Aligning to cache line and knowing the cache line size
I am using Linux and 8-core x86 platform. First how do I find the cache line size.
$ getconf LEVEL1_DCACHE_LINESIZE
64
Pass the value as a macro definition to the compiler.
$ gcc -DLEVEL1_DCACHE_LINESIZE=`getconf LEVEL1_DCACHE_LINESIZE` ...
At run-time sysconf(_SC_LEVEL1_DCACHE_LINESIZE)
can be used to get L1 cache size.
To know the sizes, you need to look it up using the documentation for the processor, afaik there is no programatic way to do it. On the plus side however, most cache lines are of a standard size, based on intels standards. On x86 cache lines are 64 bytes, however, to prevent false sharing, you need to follow the guidelines of the processor you are targeting (intel has some special notes on its netburst based processors), generally you need to align to 64 bytes for this (intel states that you should also avoid crossing 16 byte boundries).
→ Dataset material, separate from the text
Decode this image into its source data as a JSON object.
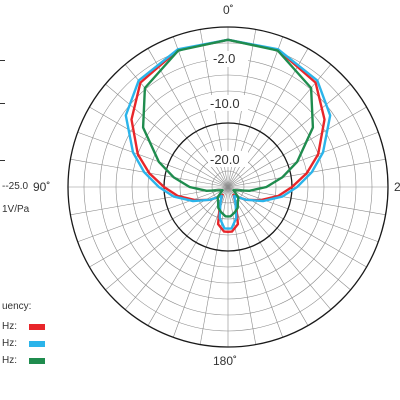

To do this in C or C++ requires that you use the standard aligned_alloc
function or one of the compiler specific specifiers such as __attribute__((align(64)))
or __declspec(align(64))
. To pad between members in a struct to split them onto different cache lines, you need on insert a member big enough to align it to the next 64 byte boundery
Another simple way is to just cat the /proc/cpuinfo:
grep cache_alignment /proc/cpuinfo
There's no completely portable way to get the cacheline size. But if you're on x86/64, you can call the cpuid
instruction to get everything you need to know about the cache - including size, cacheline size, how many levels, etc...
http://softpixel.com/~cwright/programming/simd/cpuid.php
(scroll down a little bit, the page is about SIMD, but it has a section getting the cacheline.)
As for aligning your data structures, there's also no completely portable way to do it. GCC and VS10 have different ways to specify alignment of a struct. One way to "hack" it is to pad your struct with unused variables until it matches the alignment you want.
To align your mallocs(), all the mainstream compilers also have aligned malloc functions for that purpose.